En 2016, après des mois de scandale et des manifestations géantes à travers le Brésil, la population ressentant une grande défiance vis-à-vis du PT, Dilma Rousseff, dont l’image a été entachée par le scandale, est destituée. Le juge Sergio Moro, à la tête de l’opération baptisée «Lava Jato» («Lavage express» en français), ordonne la même année un mandat d’amener contre Lula, soupçonné d’avoir reçu en cadeau un «triplex», appartement de trois étages, de la part d’un groupe de BTP impliqué dans le scandale. Il est également suspecté d’avoir tenté de faire obstruction à la justice en complicité avec Dilma Rousseff, qui aurait cherché à le nommer ministre pour lui éviter toute poursuite judiciaire.

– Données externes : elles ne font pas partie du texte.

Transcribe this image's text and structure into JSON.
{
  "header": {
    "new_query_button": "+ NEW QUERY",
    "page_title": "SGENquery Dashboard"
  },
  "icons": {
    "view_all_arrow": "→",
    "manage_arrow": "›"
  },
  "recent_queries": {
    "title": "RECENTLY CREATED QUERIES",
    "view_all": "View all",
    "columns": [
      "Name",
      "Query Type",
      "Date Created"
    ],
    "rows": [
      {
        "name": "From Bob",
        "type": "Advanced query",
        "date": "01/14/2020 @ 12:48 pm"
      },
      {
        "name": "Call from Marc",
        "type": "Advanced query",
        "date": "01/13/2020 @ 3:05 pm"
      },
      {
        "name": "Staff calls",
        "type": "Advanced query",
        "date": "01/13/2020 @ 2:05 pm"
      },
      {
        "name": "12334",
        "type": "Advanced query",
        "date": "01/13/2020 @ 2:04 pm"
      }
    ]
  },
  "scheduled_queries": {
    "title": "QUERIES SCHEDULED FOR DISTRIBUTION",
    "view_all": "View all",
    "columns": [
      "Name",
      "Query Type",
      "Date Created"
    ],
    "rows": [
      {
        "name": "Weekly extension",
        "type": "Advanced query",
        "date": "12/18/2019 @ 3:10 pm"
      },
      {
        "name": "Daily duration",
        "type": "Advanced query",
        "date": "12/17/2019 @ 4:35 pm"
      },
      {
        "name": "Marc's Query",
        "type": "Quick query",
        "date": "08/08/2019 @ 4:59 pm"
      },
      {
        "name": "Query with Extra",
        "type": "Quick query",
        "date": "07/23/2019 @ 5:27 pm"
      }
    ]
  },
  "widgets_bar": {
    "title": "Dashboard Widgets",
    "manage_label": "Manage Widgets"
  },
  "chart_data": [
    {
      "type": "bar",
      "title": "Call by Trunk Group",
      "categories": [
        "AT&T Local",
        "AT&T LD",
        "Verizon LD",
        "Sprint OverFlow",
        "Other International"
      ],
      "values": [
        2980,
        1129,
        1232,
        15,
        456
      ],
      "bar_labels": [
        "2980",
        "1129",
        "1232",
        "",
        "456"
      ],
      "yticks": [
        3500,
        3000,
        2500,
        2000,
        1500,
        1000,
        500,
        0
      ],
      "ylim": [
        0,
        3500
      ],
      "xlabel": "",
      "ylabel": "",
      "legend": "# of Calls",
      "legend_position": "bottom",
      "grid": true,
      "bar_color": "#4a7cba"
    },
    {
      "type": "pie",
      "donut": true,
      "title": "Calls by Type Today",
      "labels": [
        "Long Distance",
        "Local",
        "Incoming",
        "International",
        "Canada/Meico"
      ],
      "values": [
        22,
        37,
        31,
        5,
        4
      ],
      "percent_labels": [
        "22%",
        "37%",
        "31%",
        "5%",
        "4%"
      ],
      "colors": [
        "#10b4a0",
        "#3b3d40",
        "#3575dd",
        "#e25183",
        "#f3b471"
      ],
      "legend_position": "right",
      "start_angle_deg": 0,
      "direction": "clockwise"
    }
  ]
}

Le 12 juillet 2017, le juge Moro condamne Lula à neuf ans et six mois de prison pour blanchiment d’argent et corruption, une première dans l’histoire du Brésil. Lula fait appel de ce jugement, mais en deuxième instance, sa culpabilité est confirmée et sa peine alourdie à douze ans et un mois de réclusion. Il est emprisonné en avril 2018, et ne peut pas se présenter à l’élection présidentielle du mois d’octobre.

Retour en force pour l’élection 2022

Pour une partie de la population brésilienne, Lula a été victime d’un procès politique. En juin 2019, le journal d’investigation The Intercept dévoile une enquête selon laquelle le juge Sergio Moro aurait comploté avec les enquêteurs de l’affaire Lava Jato pour empêcher Lula de se présenter à l’élection présidentielle de 2018, lors de laquelle Jair Bolsonaro, le candidat d’extrême droite, a été élu. Après avoir purgé un sixième de sa peine, Lula est libéré en novembre 2019 par la Cour Suprême, et en mars 2021, toutes ses condamnations sont annulées par le Tribunal Suprême Fédéral. L'institution estime que le tribunal qui l’a condamné n’était pas compétent dans cette affaire, et a établi la partialité du juge Moro, par la suite devenu ministre de la Justice de Jair Bolsonaro.

Lula a donc retrouvé ses droits politiques, et a pu se présenter à l’élection présidentielle de 2022. Depuis sa sortie de prison, Lula s'est préparé à ce scrutin historique, et a multiplié les déplacements à travers le Brésil, mais aussi à l’étranger. Sa popularité acquise tout au long de sa carrière politique, ainsi que sur que le bilan de ces deux précédents mandats ont fait pencher la balance en sa faveur, bien que l'élection ait été très serrée : Lula a remporté le second tour avec 50,9% des voix, contre 49,1% pour Jair Bolsonaro.